それを受け取るということは。
その存在を続けるということだ。
「……行っちまうのか?」
かけられた声にぎくり、と体が強張る。
アゲートや皆に気付かれないように立ち去るつもりで夜を待った。
皆が寝静まったこの時間帯ならばと思い、準備を進めていた。
幸い、持っていくものは数少ない。
もらった物や、譲り受けた物はたくさんあったけれど、
ここの人達と過ごした思い出さえあればそれで良いと、そう思っていた。
――そう思っていたのに。
「その様子だと……喉はもう治ったみてえだな」
「……ごめん、なさい……」
自分が初めて発した言葉。
こんなはずじゃなかった。
閉ざしていた口から伝えたかったのは、こんな謝罪の言葉なんかじゃない。
「謝るな。……むしろ謝らなきゃならないのは、俺達の方なんだからよ」
「……え?」
顔を上げると、アゲートの手には一枚の写真が握られていた。
促されるがままにそれを見ると、そこに写っていたのは彼の家族らしき人物達。
その中心には、自分とそっくりな人物が笑っていた。
「俺の息子と、隣にいるのはその嫁さん。

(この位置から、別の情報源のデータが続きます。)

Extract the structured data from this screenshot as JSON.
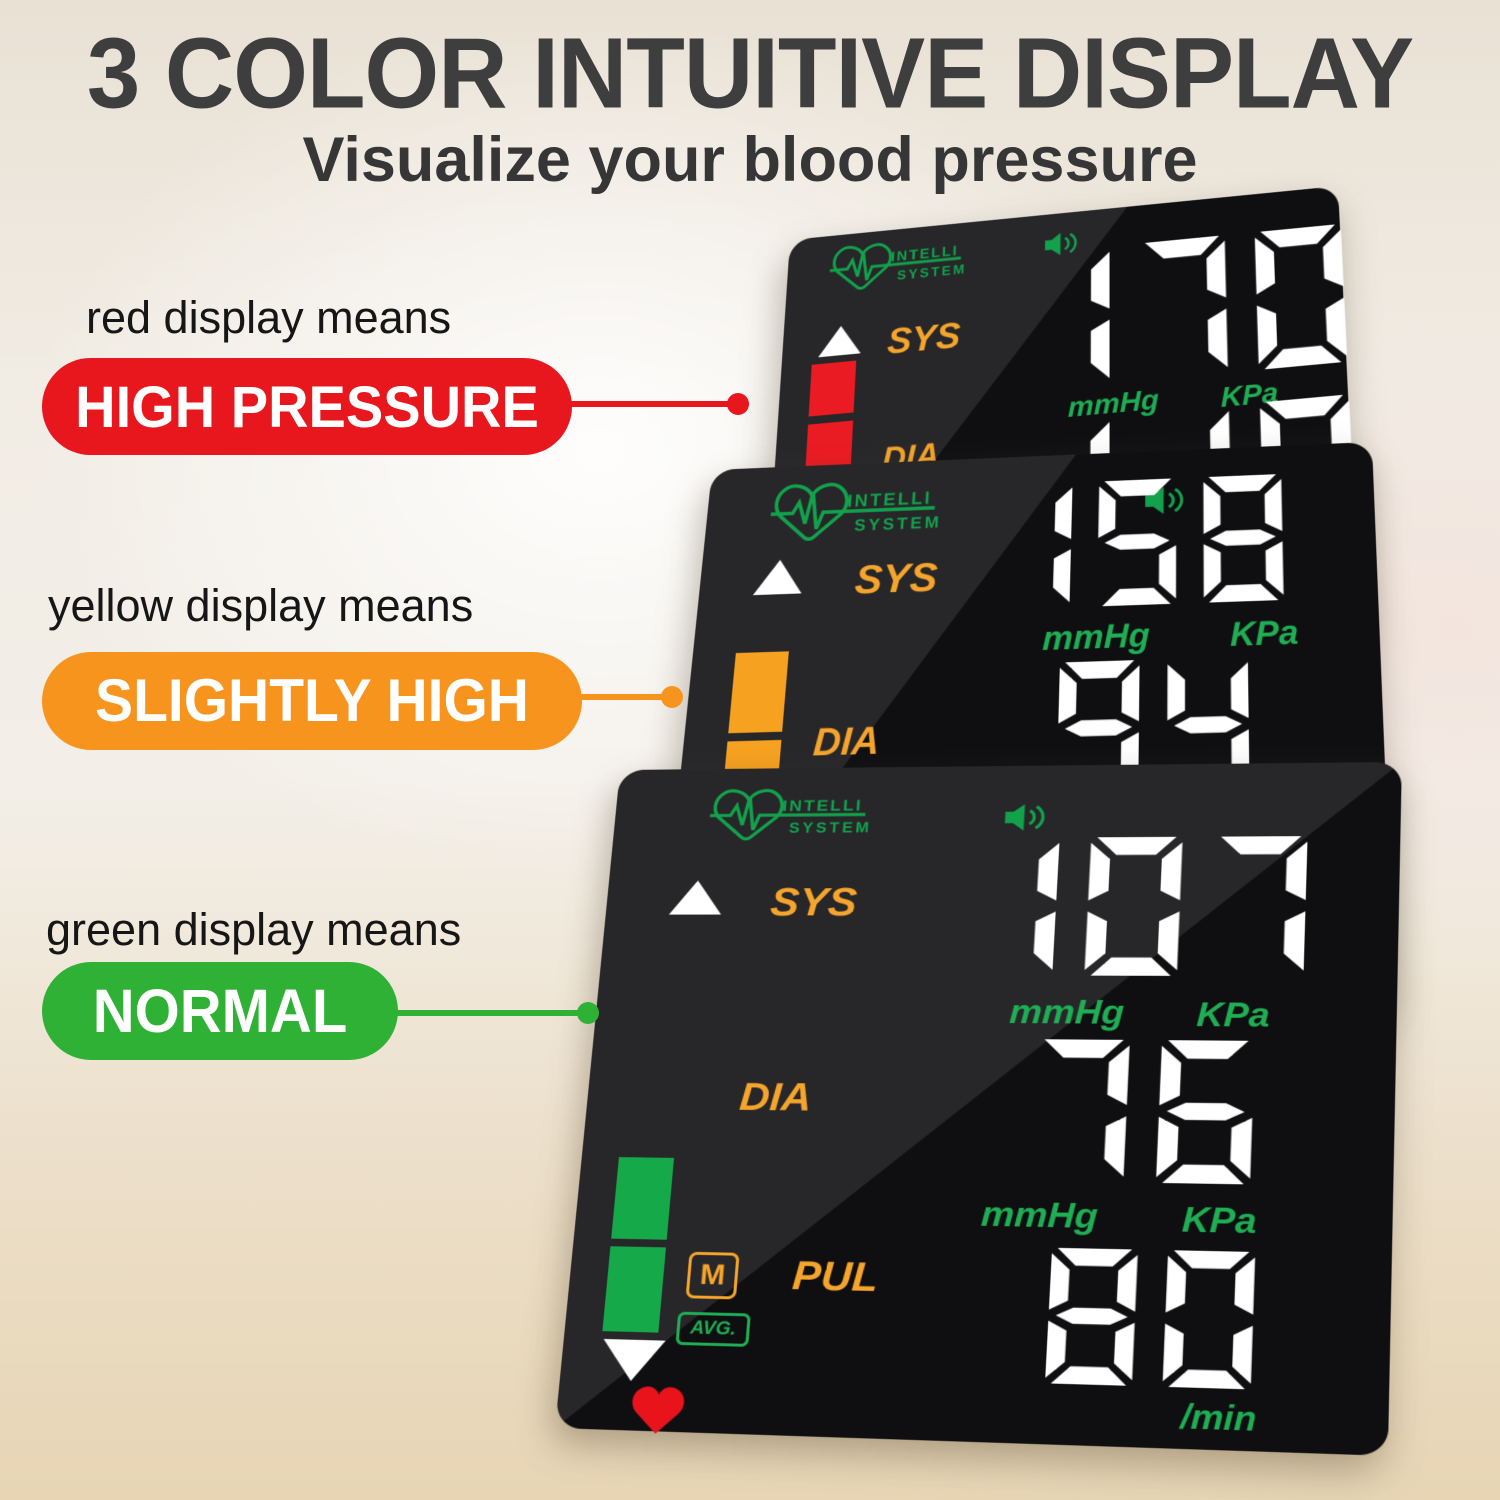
{
  "title": "3 COLOR INTUITIVE DISPLAY",
  "subtitle": "Visualize your blood pressure",
  "legend": {
    "red": {
      "caption": "red display means",
      "label": "HIGH PRESSURE"
    },
    "yellow": {
      "caption": "yellow display means",
      "label": "SLIGHTLY HIGH"
    },
    "green": {
      "caption": "green display means",
      "label": "NORMAL"
    }
  },
  "brand": {
    "name": "INTELLI SYSTEM",
    "line1": "INTELLI",
    "line2": "SYSTEM"
  },
  "labels": {
    "sys": "SYS",
    "dia": "DIA",
    "pul": "PUL",
    "mmhg": "mmHg",
    "kpa": "KPa",
    "per_min": "/min",
    "memory": "M",
    "avg": "AVG."
  },
  "readings": {
    "high": {
      "sys": "170",
      "dia": "110"
    },
    "slightly_high": {
      "sys": "158",
      "dia": "94"
    },
    "normal": {
      "sys": "107",
      "dia": "76",
      "pulse": "80"
    }
  },
  "colors": {
    "red": "#e8161d",
    "yellow": "#f7941e",
    "green": "#2eb135",
    "lcd_green": "#1fae54",
    "lcd_orange": "#f5a42c",
    "bar_green": "#16a94a"
  }
}
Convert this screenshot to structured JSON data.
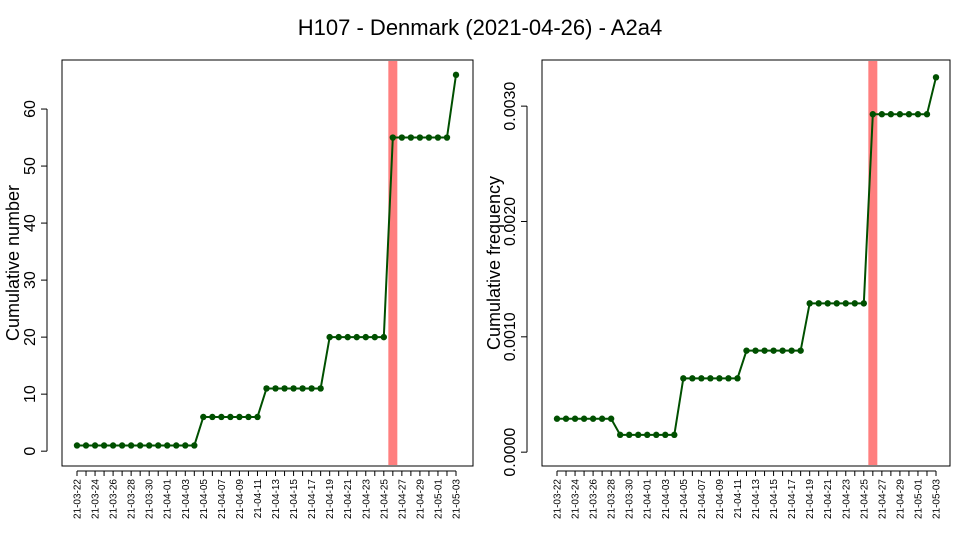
{
  "title": "H107 - Denmark (2021-04-26) - A2a4",
  "colors": {
    "line": "#005000",
    "point": "#005000",
    "marker_band": "#ff7f7f",
    "axis": "#000000"
  },
  "chart_data": [
    {
      "type": "line",
      "xlabel": "",
      "ylabel": "Cumulative number",
      "categories": [
        "21-03-22",
        "21-03-23",
        "21-03-24",
        "21-03-25",
        "21-03-26",
        "21-03-27",
        "21-03-28",
        "21-03-29",
        "21-03-30",
        "21-03-31",
        "21-04-01",
        "21-04-02",
        "21-04-03",
        "21-04-04",
        "21-04-05",
        "21-04-06",
        "21-04-07",
        "21-04-08",
        "21-04-09",
        "21-04-10",
        "21-04-11",
        "21-04-12",
        "21-04-13",
        "21-04-14",
        "21-04-15",
        "21-04-16",
        "21-04-17",
        "21-04-18",
        "21-04-19",
        "21-04-20",
        "21-04-21",
        "21-04-22",
        "21-04-23",
        "21-04-24",
        "21-04-25",
        "21-04-26",
        "21-04-27",
        "21-04-28",
        "21-04-29",
        "21-04-30",
        "21-05-01",
        "21-05-02",
        "21-05-03"
      ],
      "tick_labels": [
        "21-03-22",
        "21-03-24",
        "21-03-26",
        "21-03-28",
        "21-03-30",
        "21-04-01",
        "21-04-03",
        "21-04-05",
        "21-04-07",
        "21-04-09",
        "21-04-11",
        "21-04-13",
        "21-04-15",
        "21-04-17",
        "21-04-19",
        "21-04-21",
        "21-04-23",
        "21-04-25",
        "21-04-27",
        "21-04-29",
        "21-05-01",
        "21-05-03"
      ],
      "points": [
        {
          "x": "21-03-22",
          "y": 1
        },
        {
          "x": "21-03-23",
          "y": 1
        },
        {
          "x": "21-03-24",
          "y": 1
        },
        {
          "x": "21-03-25",
          "y": 1
        },
        {
          "x": "21-03-26",
          "y": 1
        },
        {
          "x": "21-03-27",
          "y": 1
        },
        {
          "x": "21-03-28",
          "y": 1
        },
        {
          "x": "21-03-29",
          "y": 1
        },
        {
          "x": "21-03-30",
          "y": 1
        },
        {
          "x": "21-03-31",
          "y": 1
        },
        {
          "x": "21-04-01",
          "y": 1
        },
        {
          "x": "21-04-02",
          "y": 1
        },
        {
          "x": "21-04-03",
          "y": 1
        },
        {
          "x": "21-04-04",
          "y": 1
        },
        {
          "x": "21-04-05",
          "y": 6
        },
        {
          "x": "21-04-06",
          "y": 6
        },
        {
          "x": "21-04-07",
          "y": 6
        },
        {
          "x": "21-04-08",
          "y": 6
        },
        {
          "x": "21-04-09",
          "y": 6
        },
        {
          "x": "21-04-10",
          "y": 6
        },
        {
          "x": "21-04-11",
          "y": 6
        },
        {
          "x": "21-04-12",
          "y": 11
        },
        {
          "x": "21-04-13",
          "y": 11
        },
        {
          "x": "21-04-14",
          "y": 11
        },
        {
          "x": "21-04-15",
          "y": 11
        },
        {
          "x": "21-04-16",
          "y": 11
        },
        {
          "x": "21-04-17",
          "y": 11
        },
        {
          "x": "21-04-18",
          "y": 11
        },
        {
          "x": "21-04-19",
          "y": 20
        },
        {
          "x": "21-04-20",
          "y": 20
        },
        {
          "x": "21-04-21",
          "y": 20
        },
        {
          "x": "21-04-22",
          "y": 20
        },
        {
          "x": "21-04-23",
          "y": 20
        },
        {
          "x": "21-04-24",
          "y": 20
        },
        {
          "x": "21-04-25",
          "y": 20
        },
        {
          "x": "21-04-26",
          "y": 55
        },
        {
          "x": "21-04-27",
          "y": 55
        },
        {
          "x": "21-04-28",
          "y": 55
        },
        {
          "x": "21-04-29",
          "y": 55
        },
        {
          "x": "21-04-30",
          "y": 55
        },
        {
          "x": "21-05-01",
          "y": 55
        },
        {
          "x": "21-05-02",
          "y": 55
        },
        {
          "x": "21-05-03",
          "y": 66
        }
      ],
      "marker_date": "21-04-26",
      "yticks": [
        0,
        10,
        20,
        30,
        40,
        50,
        60
      ],
      "ylim": [
        -2.6,
        68.6
      ],
      "grid": false,
      "legend": "none"
    },
    {
      "type": "line",
      "xlabel": "",
      "ylabel": "Cumulative frequency",
      "categories": [
        "21-03-22",
        "21-03-23",
        "21-03-24",
        "21-03-25",
        "21-03-26",
        "21-03-27",
        "21-03-28",
        "21-03-29",
        "21-03-30",
        "21-03-31",
        "21-04-01",
        "21-04-02",
        "21-04-03",
        "21-04-04",
        "21-04-05",
        "21-04-06",
        "21-04-07",
        "21-04-08",
        "21-04-09",
        "21-04-10",
        "21-04-11",
        "21-04-12",
        "21-04-13",
        "21-04-14",
        "21-04-15",
        "21-04-16",
        "21-04-17",
        "21-04-18",
        "21-04-19",
        "21-04-20",
        "21-04-21",
        "21-04-22",
        "21-04-23",
        "21-04-24",
        "21-04-25",
        "21-04-26",
        "21-04-27",
        "21-04-28",
        "21-04-29",
        "21-04-30",
        "21-05-01",
        "21-05-02",
        "21-05-03"
      ],
      "tick_labels": [
        "21-03-22",
        "21-03-24",
        "21-03-26",
        "21-03-28",
        "21-03-30",
        "21-04-01",
        "21-04-03",
        "21-04-05",
        "21-04-07",
        "21-04-09",
        "21-04-11",
        "21-04-13",
        "21-04-15",
        "21-04-17",
        "21-04-19",
        "21-04-21",
        "21-04-23",
        "21-04-25",
        "21-04-27",
        "21-04-29",
        "21-05-01",
        "21-05-03"
      ],
      "points": [
        {
          "x": "21-03-22",
          "y": 0.00029
        },
        {
          "x": "21-03-23",
          "y": 0.00029
        },
        {
          "x": "21-03-24",
          "y": 0.00029
        },
        {
          "x": "21-03-25",
          "y": 0.00029
        },
        {
          "x": "21-03-26",
          "y": 0.00029
        },
        {
          "x": "21-03-27",
          "y": 0.00029
        },
        {
          "x": "21-03-28",
          "y": 0.00029
        },
        {
          "x": "21-03-29",
          "y": 0.00015
        },
        {
          "x": "21-03-30",
          "y": 0.00015
        },
        {
          "x": "21-03-31",
          "y": 0.00015
        },
        {
          "x": "21-04-01",
          "y": 0.00015
        },
        {
          "x": "21-04-02",
          "y": 0.00015
        },
        {
          "x": "21-04-03",
          "y": 0.00015
        },
        {
          "x": "21-04-04",
          "y": 0.00015
        },
        {
          "x": "21-04-05",
          "y": 0.00064
        },
        {
          "x": "21-04-06",
          "y": 0.00064
        },
        {
          "x": "21-04-07",
          "y": 0.00064
        },
        {
          "x": "21-04-08",
          "y": 0.00064
        },
        {
          "x": "21-04-09",
          "y": 0.00064
        },
        {
          "x": "21-04-10",
          "y": 0.00064
        },
        {
          "x": "21-04-11",
          "y": 0.00064
        },
        {
          "x": "21-04-12",
          "y": 0.00088
        },
        {
          "x": "21-04-13",
          "y": 0.00088
        },
        {
          "x": "21-04-14",
          "y": 0.00088
        },
        {
          "x": "21-04-15",
          "y": 0.00088
        },
        {
          "x": "21-04-16",
          "y": 0.00088
        },
        {
          "x": "21-04-17",
          "y": 0.00088
        },
        {
          "x": "21-04-18",
          "y": 0.00088
        },
        {
          "x": "21-04-19",
          "y": 0.00129
        },
        {
          "x": "21-04-20",
          "y": 0.00129
        },
        {
          "x": "21-04-21",
          "y": 0.00129
        },
        {
          "x": "21-04-22",
          "y": 0.00129
        },
        {
          "x": "21-04-23",
          "y": 0.00129
        },
        {
          "x": "21-04-24",
          "y": 0.00129
        },
        {
          "x": "21-04-25",
          "y": 0.00129
        },
        {
          "x": "21-04-26",
          "y": 0.00293
        },
        {
          "x": "21-04-27",
          "y": 0.00293
        },
        {
          "x": "21-04-28",
          "y": 0.00293
        },
        {
          "x": "21-04-29",
          "y": 0.00293
        },
        {
          "x": "21-04-30",
          "y": 0.00293
        },
        {
          "x": "21-05-01",
          "y": 0.00293
        },
        {
          "x": "21-05-02",
          "y": 0.00293
        },
        {
          "x": "21-05-03",
          "y": 0.00325
        }
      ],
      "marker_date": "21-04-26",
      "yticks": [
        0,
        0.001,
        0.002,
        0.003
      ],
      "ytick_labels": [
        "0.0000",
        "0.0010",
        "0.0020",
        "0.0030"
      ],
      "ylim": [
        -0.00012,
        0.0034
      ],
      "grid": false,
      "legend": "none"
    }
  ]
}
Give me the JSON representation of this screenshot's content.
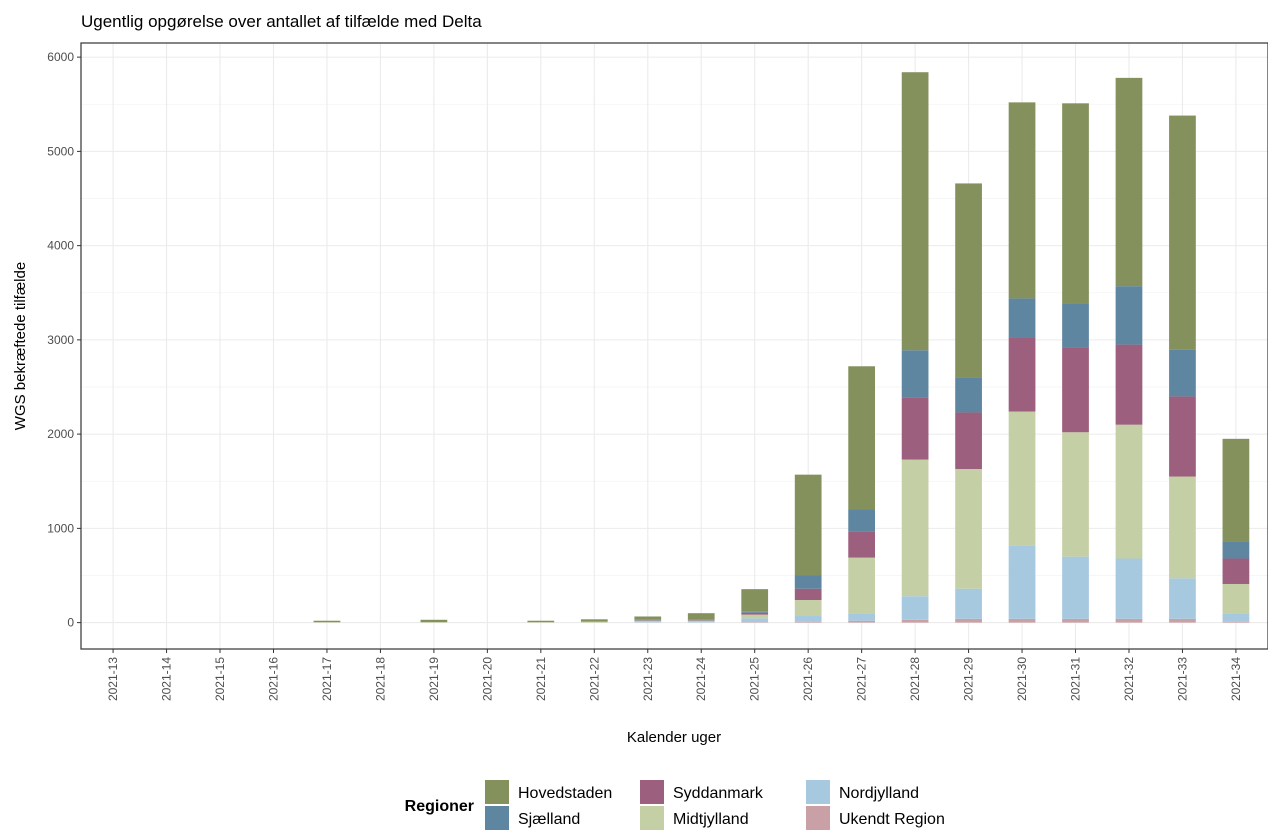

そして真ん中にいるのは……、俺の〝孫〟だ」
「――っ!?」
そのアゲートの言葉が、自分には理解出来なかった。
当たり前だ。
レプリカが冷遇されているこの時代に、誰が好き好んで自分の家族の……しかも、
すでにこの世から去っている人物のレプリカを助けようと思うものか!
「そう驚くなよ……って無理もないか……。
自分の孫の〝レプリカ〟を助けた挙句に、家へ連れ込んでるんだからな」
「知って……!?」
驚きにまかせて大声を上げそうになった自分を、アゲートが静かに制した。
「……俺の孫……〝リド〟はな。
小さい頃から身体があんまり丈夫な方じゃなかった上に、
村の近くで起こった雪崩に巻き込まれたことが原因で、両足が動かなくなってたんだ」
一先ず座れと促されたベッドの上で、アゲートの昔話が始まる。
「だけどな? 走るどころか、歩けなくなってもアイツは負けなかった。
いつも笑ってて、俺と一緒に工場へ行ったり、自分が出来る範囲で両親を手伝ったり……。
優しくて、明るい子だった」
自分の手にある写真を見る。
同じ顔で、幸せそうに笑っている……自分の被験者。
よく見ると彼が座っているのは椅子ではなく、譜業機関だった。
椅子のように見えるそれは、誰かの手作りだろうか。
「だがある日、ここから遥か南にある街に行けばリドの足が治るかもしれないと、誰かが聞き付けて来てな。
その街へ行く為に息子達はリドを連れて家を出た。
俺は仕事があったから一緒に行くのは無理だったが、その代わり……職場の奴らと一緒に必死に祈った。
あれがまた歩けるように、ってな」
ひょっとしたら、この譜業機関はあの工場にいる皆で作ったのかもしれない。
歩けない、だけどそれを諸共しない強い心を持つ彼の為に。
「だけど……運が悪かったんだなぁ……。
治療が終って家に帰る途中で……よりによってまた、雪崩に巻き込まれるなんてよ……」
隣に同じように座ったアゲートを見ると、苦虫を噛み潰したような表情で笑っていた。
それは、彼が自分に対して初めて見せた表情だった。
「雪崩が収まった後、工場の連中総出で救出に向かった。
無我夢中で掘り探って、真夜中になっても灯りを点けて探し続けた。
その甲斐あって三人とも見付けたんだが……息子と嫁はもう息をしていなかった。
でも、息子と嫁の間に挟まれるような格好だったリドは、何とか生きていた」
アゲートの声が僅かに震えているのが分かる。
そしてその口から、当時の様子が語られた。
――……『リド! リド!! おい! 聞こえるか!?』
『じ……ちゃん……?』
アゲートの顔を見た途端、リドがゆっくりと微笑む。
こんな時まで笑わなくて良いのにという想いがアゲートの胸中を駆け巡るが、
それはさておき、『すぐに出してやるからな』と声をかけ必死で雪を掻き出す。
そんな祖父の姿を見ながら、リドは笑いながら呟いた。
『じっ……ちゃん……。僕の足……、治らなかった……よ』
その言葉に、アゲートの動かしていた手が止まる。
『検査……いっぱい、してくれたけど……やっぱり、無理だって……』
『……』
何と答えて良いのか分からなかった。
言う言葉が見付からなくて。
ただ必死に、雪を掻き出し続けた。
『でも……僕には、皆が作ってくれた〝足〟があるから……良いんだ』
ようやく、リドを守るように息絶えた二人を引き上げることが出来た――が、そこでアゲートが見たものは。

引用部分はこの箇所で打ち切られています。